The minister of the department, Edna Molewa, endures the frustration of keeping on top of this situation while being constantly aware that even if she achieves the almost impossible task, she will have to find a way to force local government to take up the slack and start spending some of its budget on infrastructure. Ultimately, she is responsible for ensuring water gets to where it needs to be but municipalities have to deliver it to the communities they serve.

When Thulas Nxesi inherited the Department of Public Works, the Special Investigating Unit had just revealed depressing levels of graft within it and the auditor general had handed the department an audit disclaimer. The department was in a dire state. Nxesi stated at the time of his appointment that in seven years there had been nine different directors’ general and acting directors general and five different ministers in the department. Despite this tainted past, Nxesi has made a credible start at cleaning up the mess.

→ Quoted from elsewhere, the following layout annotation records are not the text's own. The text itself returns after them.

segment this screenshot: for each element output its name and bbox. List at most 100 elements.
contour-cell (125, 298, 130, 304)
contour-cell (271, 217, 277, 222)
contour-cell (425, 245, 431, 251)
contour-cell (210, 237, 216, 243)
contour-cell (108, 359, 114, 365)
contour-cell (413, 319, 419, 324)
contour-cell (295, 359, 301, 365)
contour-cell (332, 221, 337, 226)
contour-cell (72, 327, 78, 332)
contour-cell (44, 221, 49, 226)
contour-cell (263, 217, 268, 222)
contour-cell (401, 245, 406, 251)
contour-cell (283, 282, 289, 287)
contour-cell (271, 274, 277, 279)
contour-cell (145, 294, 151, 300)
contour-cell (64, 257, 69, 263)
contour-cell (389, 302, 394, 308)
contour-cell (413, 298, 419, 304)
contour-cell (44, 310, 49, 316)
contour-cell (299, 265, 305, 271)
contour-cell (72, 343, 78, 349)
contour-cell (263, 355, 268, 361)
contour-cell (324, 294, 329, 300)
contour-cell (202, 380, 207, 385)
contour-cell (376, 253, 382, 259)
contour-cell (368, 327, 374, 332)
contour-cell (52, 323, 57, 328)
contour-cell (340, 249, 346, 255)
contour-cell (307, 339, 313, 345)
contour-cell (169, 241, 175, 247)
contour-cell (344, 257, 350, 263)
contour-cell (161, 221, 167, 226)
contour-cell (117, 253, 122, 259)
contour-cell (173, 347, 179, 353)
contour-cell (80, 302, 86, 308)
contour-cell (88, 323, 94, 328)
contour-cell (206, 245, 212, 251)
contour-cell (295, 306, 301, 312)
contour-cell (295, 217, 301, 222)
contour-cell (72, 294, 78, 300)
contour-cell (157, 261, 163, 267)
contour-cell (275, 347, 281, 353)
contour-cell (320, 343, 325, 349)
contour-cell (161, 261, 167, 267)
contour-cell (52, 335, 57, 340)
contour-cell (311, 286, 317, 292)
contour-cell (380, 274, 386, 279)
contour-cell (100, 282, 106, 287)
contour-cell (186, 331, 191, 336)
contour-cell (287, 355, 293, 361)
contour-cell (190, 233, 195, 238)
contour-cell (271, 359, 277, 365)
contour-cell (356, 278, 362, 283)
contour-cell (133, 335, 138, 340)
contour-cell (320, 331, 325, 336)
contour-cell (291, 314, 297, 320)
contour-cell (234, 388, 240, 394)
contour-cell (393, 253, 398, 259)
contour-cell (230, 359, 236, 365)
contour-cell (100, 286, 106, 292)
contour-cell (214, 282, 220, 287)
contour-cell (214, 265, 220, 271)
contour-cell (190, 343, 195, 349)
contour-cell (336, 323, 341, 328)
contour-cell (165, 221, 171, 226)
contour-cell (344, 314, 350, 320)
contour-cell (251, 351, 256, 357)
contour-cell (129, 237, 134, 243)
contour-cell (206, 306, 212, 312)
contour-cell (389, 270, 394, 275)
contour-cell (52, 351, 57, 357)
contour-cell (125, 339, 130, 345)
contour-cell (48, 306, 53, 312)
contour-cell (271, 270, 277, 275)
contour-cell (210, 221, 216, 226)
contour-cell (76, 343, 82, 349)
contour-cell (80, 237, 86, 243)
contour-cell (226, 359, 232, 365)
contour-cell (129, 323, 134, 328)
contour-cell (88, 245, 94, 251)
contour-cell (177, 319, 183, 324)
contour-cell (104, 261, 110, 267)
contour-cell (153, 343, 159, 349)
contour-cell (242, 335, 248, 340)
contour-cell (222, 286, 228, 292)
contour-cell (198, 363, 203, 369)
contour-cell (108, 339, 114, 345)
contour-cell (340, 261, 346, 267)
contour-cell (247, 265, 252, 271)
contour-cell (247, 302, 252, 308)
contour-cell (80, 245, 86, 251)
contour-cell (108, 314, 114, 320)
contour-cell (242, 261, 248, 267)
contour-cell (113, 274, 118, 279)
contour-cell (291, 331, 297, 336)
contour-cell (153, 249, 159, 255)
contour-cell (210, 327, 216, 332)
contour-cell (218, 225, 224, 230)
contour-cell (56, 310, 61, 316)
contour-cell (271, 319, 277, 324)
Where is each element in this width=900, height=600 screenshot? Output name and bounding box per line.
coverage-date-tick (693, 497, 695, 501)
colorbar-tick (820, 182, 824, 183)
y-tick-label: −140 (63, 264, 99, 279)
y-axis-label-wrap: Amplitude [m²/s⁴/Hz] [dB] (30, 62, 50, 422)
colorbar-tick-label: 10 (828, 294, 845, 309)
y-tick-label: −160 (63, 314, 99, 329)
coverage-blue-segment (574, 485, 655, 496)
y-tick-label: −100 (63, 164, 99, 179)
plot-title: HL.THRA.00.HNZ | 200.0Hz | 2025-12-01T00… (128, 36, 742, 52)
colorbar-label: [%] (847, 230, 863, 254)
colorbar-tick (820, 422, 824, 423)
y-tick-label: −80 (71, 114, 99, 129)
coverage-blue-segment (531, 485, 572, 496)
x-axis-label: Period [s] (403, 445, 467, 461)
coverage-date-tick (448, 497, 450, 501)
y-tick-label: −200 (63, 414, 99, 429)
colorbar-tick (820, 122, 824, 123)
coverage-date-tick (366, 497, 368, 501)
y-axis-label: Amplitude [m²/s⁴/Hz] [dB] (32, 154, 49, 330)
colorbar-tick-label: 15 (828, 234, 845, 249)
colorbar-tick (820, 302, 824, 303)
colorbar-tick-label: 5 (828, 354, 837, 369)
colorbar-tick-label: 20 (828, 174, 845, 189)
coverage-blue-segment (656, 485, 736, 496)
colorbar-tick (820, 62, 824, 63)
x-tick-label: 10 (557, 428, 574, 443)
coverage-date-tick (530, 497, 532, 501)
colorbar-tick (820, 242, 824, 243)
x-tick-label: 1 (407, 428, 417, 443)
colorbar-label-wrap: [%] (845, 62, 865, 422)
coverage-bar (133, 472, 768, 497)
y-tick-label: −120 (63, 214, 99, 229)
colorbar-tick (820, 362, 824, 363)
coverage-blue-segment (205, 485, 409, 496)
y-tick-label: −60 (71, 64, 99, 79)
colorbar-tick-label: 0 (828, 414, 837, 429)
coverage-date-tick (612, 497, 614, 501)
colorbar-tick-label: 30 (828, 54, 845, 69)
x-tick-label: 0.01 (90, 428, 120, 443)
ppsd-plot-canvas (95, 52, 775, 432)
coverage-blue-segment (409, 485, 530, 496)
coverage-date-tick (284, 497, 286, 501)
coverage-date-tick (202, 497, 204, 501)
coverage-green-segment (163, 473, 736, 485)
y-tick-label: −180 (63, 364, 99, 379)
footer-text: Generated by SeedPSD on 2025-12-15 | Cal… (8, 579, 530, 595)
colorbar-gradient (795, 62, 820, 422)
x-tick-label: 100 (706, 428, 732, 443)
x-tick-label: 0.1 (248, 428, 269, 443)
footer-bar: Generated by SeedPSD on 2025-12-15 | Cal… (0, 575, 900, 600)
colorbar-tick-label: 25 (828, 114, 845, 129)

The first steps he took involved him publicly acknowledging the problems: poor management and weak controls were fuelling corruption, 35 000 properties were unaccounted for and 3 000 poorly managed and expensive leases were draining public money. He also instituted a “turnaround strategy”; including a core team reporting to the director general’s office to address issues and how to fix the department’s deep faults without interrupting services.

What it all means
In his 2012 presidential address, Jannie Pietersen outlined that Trevor Manuel, head of the National Planning Commission and president Jacob Zuma, had both called on South Africans to offer their efforts, time and skills as individuals and citizens of the country to realise that in order to solve our problems, we need to do things differently.

“It is always tempting to believe that throwing money at a problem will solve it. The implication for municipal engineers in South Africa is that we need to change from being “engineers with technical skills” to becoming “engineers for change”. As municipal engineers we have the privilege of being able to improve the lives and well-being of all South Africans particularly the most vulnerable in society: the poorest of the poor and the children – our citizens of tomorrow,” stated Pietersen.

“IMESA has an important leadership role to play. We can contribute towards positive change in South Africa by changing our own mindset from one of “we are engineers” to a more significant “we are mentors who support municipalities in engineering their own change”. In sharing knowledge we improve skills. In improving skills we enhance the running of our municipalities. In developing the capacity and effectiveness of one municipality at a time, we can transform the lives of many,” maintains Pietersen.

Speaking at the IMESA Conference 2012, Naren Bhojaram, the then president of Consulting Engineers South Africa, outlined how municipal engineers need to re-establish their profession within the challenging confines of the current sector.

Bhojaram outlined the evolution of the municipal engineering fraternity as being strongly influenced by the training of engineers over the past five decades:
1970s and 1980s: municipalities and parastatals were the best training grounds for young engineers
1990s: experienced municipal engineers moved to the private sector and municipalities lost their credibility
2000s: the private sector continued to train young engineers
2010s: Price-based competition has resulted in the private sector reducing training and various interventions for training and development of capacity within local authorities failing. Training of young engineers has become non-existent and the profession itself now an unattractive option for learners.

All of the points are further compounded by the current circumstances in provincial and municipal planning where integrated development plans hinder actual progress as they are often political wish lists. With the rapid urbanisation of South Africa’s cities expected to continue, Bhojaram posed the question: “Why are we building infrastructure that will last 50 years in rural areas?”

Densification of urban areas incorporating integrated solutions should be explored, as should the continued maintenance and expansion of existing urban infrastructure – and these solutions will call for a new generation of experienced municipal engineers devoid of ‘political affiliation’.